Have I understood correctly that with a strict operator, you ALWAYS have to look at the second of two Boolean values, like this:

strict_or False True = True strict_or True False = True and so on?

How about the non_strict operator, does this one always only look at the first value, or does it require 2 True values for returning True?

i.e. or True False = True vs. or True False = False?

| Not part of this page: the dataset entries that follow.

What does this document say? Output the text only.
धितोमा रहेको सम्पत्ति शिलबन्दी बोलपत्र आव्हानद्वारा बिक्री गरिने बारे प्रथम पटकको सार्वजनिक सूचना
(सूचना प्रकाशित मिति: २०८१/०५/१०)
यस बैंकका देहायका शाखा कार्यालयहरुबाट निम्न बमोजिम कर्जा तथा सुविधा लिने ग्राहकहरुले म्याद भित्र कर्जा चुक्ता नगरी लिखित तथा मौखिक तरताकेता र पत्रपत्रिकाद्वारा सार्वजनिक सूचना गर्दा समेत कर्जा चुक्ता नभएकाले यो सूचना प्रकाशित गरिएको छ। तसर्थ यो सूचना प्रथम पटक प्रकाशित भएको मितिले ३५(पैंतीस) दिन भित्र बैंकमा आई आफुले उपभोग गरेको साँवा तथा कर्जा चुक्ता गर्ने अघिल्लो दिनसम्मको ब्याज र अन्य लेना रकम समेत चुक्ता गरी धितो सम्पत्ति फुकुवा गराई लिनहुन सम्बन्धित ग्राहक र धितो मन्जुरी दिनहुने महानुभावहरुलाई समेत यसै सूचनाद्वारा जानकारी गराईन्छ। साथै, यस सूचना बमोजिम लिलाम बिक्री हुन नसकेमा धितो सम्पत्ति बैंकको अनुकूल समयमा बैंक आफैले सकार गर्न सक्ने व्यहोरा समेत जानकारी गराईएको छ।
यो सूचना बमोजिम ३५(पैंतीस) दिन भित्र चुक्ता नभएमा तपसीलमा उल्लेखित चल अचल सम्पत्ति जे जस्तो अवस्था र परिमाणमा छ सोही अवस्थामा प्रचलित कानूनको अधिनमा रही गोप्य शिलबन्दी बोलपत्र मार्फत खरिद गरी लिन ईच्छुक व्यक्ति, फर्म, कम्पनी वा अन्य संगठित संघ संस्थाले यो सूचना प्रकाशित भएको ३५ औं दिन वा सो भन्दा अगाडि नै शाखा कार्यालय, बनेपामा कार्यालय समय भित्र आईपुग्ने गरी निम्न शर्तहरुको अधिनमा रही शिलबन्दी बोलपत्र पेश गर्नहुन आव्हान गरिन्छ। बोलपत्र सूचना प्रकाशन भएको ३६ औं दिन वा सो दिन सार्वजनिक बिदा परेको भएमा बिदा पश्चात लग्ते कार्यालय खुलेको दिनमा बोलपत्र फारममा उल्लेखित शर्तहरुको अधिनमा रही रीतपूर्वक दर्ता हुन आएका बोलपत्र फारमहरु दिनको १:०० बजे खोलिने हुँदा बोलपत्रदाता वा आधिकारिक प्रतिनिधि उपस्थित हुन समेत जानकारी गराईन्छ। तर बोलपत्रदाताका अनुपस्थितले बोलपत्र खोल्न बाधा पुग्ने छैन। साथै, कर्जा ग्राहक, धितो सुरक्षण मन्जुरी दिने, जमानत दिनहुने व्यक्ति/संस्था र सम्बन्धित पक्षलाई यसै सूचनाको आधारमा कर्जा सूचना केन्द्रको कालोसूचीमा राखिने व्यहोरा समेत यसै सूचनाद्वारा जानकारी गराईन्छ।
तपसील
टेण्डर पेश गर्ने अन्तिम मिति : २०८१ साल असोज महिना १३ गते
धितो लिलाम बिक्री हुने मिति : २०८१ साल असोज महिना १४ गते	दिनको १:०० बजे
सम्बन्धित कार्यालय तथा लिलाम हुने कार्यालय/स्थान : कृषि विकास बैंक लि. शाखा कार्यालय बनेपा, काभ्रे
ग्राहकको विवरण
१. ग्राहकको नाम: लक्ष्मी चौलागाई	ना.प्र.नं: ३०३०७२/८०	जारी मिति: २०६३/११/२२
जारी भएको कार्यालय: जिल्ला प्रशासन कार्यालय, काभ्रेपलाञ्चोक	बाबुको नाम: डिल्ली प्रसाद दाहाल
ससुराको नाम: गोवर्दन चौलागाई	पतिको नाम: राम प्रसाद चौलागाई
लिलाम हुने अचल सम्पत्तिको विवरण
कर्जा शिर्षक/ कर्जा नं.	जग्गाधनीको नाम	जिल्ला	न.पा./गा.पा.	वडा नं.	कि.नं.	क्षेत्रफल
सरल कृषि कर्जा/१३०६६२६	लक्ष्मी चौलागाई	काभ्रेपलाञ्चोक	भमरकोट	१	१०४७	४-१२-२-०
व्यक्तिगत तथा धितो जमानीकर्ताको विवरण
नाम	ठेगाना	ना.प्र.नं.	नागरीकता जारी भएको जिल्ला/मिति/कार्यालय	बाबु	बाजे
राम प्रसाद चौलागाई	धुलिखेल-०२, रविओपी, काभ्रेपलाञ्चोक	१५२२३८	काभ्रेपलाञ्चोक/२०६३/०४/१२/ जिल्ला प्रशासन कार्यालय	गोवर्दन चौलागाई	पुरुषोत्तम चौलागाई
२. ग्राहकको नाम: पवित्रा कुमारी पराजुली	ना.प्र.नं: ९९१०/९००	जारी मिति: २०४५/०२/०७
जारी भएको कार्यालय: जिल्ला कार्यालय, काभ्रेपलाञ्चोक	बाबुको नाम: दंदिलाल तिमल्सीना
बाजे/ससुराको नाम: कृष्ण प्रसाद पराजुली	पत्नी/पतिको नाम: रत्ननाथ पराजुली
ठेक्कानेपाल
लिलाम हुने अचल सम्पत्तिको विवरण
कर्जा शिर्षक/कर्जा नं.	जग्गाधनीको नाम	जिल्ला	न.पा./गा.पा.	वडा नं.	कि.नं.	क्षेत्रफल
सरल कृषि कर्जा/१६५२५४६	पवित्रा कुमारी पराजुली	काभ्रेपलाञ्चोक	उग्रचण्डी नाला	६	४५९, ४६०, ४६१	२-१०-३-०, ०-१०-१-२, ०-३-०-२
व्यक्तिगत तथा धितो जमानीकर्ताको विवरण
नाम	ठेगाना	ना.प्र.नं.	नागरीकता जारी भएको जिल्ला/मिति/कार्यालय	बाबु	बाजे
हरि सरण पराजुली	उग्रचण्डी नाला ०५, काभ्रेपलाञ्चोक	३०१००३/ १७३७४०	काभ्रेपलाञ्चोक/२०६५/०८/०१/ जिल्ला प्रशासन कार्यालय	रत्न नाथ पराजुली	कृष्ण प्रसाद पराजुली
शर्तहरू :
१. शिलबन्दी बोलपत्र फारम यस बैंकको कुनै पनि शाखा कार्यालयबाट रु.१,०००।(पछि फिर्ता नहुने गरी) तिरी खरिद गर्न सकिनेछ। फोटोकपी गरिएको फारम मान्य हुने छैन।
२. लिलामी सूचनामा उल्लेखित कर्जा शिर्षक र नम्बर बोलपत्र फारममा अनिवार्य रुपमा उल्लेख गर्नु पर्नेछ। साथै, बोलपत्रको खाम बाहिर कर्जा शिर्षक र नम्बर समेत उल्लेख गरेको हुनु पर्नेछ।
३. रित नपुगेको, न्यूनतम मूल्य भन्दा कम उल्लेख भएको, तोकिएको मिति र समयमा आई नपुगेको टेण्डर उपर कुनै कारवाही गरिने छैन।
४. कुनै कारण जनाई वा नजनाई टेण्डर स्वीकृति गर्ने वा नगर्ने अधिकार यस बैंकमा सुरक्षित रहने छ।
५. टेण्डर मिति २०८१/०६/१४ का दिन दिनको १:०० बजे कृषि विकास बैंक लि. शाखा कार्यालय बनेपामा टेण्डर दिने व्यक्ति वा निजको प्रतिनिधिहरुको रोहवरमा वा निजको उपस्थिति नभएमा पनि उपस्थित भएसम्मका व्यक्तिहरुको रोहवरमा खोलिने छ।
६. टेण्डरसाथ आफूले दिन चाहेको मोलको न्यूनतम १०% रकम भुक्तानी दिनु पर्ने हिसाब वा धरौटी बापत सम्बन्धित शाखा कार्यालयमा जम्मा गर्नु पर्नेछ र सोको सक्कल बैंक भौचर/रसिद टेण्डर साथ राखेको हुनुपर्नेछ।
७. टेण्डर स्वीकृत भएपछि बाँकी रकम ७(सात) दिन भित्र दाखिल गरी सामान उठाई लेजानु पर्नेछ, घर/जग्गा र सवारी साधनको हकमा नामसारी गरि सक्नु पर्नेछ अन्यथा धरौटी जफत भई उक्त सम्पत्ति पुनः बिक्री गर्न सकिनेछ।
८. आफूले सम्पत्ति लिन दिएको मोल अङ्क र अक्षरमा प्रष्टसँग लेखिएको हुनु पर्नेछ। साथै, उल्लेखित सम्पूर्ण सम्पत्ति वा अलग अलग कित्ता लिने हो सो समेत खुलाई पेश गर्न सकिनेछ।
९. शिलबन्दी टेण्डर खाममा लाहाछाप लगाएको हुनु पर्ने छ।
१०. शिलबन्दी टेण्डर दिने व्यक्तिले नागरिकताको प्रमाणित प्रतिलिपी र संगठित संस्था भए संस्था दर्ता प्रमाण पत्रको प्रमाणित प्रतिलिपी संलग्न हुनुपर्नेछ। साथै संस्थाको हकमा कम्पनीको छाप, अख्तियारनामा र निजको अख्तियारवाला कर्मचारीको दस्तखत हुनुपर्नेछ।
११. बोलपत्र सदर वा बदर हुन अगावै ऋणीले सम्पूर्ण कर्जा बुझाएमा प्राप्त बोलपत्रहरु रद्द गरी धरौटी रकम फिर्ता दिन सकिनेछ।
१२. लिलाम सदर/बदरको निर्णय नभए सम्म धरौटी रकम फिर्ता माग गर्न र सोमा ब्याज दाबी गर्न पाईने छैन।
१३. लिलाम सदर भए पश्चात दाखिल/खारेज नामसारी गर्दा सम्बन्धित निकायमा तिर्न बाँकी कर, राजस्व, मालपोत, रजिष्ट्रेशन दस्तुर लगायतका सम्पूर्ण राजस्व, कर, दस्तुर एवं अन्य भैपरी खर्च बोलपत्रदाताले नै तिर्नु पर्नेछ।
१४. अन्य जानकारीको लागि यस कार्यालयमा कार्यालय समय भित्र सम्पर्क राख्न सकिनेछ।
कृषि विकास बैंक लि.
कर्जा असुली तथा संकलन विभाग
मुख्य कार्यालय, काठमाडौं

The way it looks now, there are still some logical mistakes in my code:

or' :: (Bool,Bool) -> Bool
or' (True, True) = True
or' (True, False) = False
or' (False, _) = False


strict_or :: (Bool, Bool) -> Bool
strict_or (True,True) = True
strict_or (False, True) = True
strict_or (False, False) = False
strict_or (True, False) = True
2

There are 2 answers

2
shang On BEST ANSWER

Regardless of whether you have a strict or non-strict or it always gives the same answer given the same boolean values, so

True  or True  -> True
False or True  -> True
True  or False -> True
False or False -> False

The only case where the strictness matters is that if you have an expression A or B where the B sub-expression might a) take a long time (or even forever!) to calculate or b) potentially throw an exception.

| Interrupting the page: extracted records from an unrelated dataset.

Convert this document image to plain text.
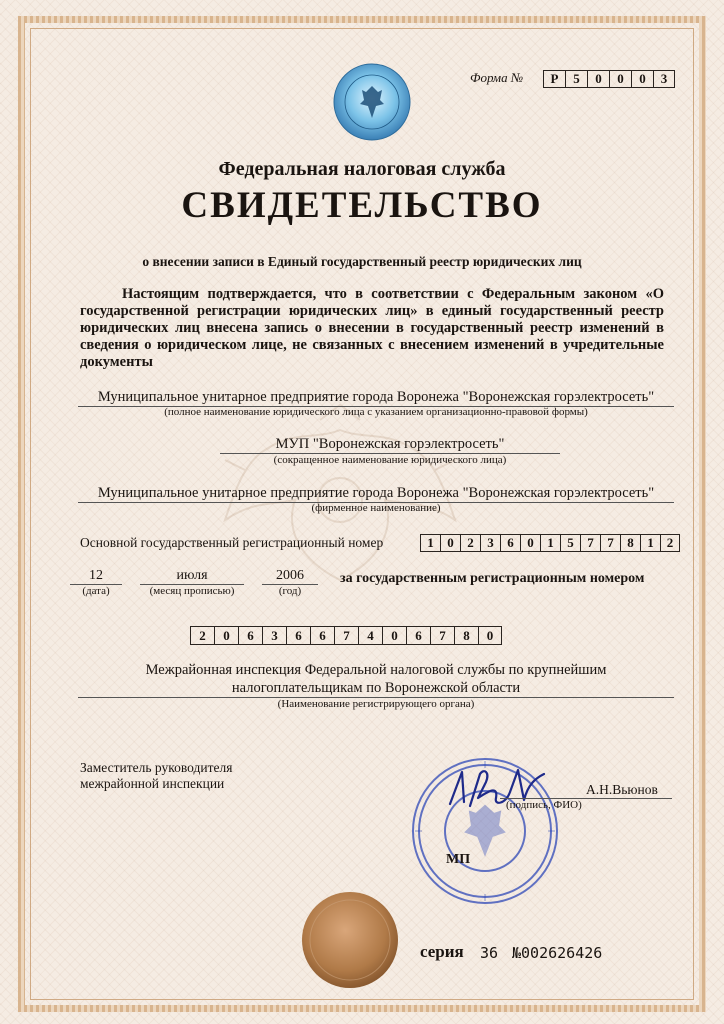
Форма №	Р	5	0	0	0	3
Федеральная налоговая служба
СВИДЕТЕЛЬСТВО
о внесении записи в Единый государственный реестр юридических лиц
Настоящим подтверждается, что в соответствии с Федеральным законом «О государственной регистрации юридических лиц» в единый государственный реестр юридических лиц внесена запись о внесении в государственный реестр изменений в сведения о юридическом лице, не связанных с внесением изменений в учредительные документы
Муниципальное унитарное предприятие города Воронежа "Воронежская горэлектросеть"
(полное наименование юридического лица с указанием организационно-правовой формы)
МУП "Воронежская горэлектросеть"
(сокращенное наименование юридического лица)
Муниципальное унитарное предприятие города Воронежа "Воронежская горэлектросеть"
(фирменное наименование)
Основной государственный регистрационный номер	1	0	2	3	6	0	1	5	7	7	8	1	2
12
(дата)
июля
(месяц прописью)
2006
(год)
за государственным регистрационным номером
2	0	6	3	6	6	7	4	0	6	7	8	0
Межрайонная инспекция Федеральной налоговой службы по крупнейшим
налогоплательщикам по Воронежской области
(Наименование регистрирующего органа)
Заместитель руководителя
межрайонной инспекции	А.Н.Вьюнов
(подпись, ФИО)
МП
серия 36 №002626426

A strict or will always run the potentially long calculation whereas a non-strict or can "short circuit" if the first parameter is True and hence never evaluate the second parameter at all. This also means that if the second sub-expression throws an exception when it's evaluated you'll get a boolean table like this for strict or:

True  or <exception> -> <exception>
False or <exception> -> <exception>

But for non-strict or you'll have

True  or <exception> -> True
False or <exception> -> <exception>

Note that all of the above assumes that the non-strict or is non-strict over its second parameter (like it is in Haskell and most other programming languages) but you could also have a non-strict or that is non-strict for its first parameter.

5
Imre Kerr On

Non-strict functions only evaluate operands if they need to. Thus, a non-strict OR won't evaluate the second operand IF the first operand is found to be true. (Because the result will be true regardless of what the second operand is.)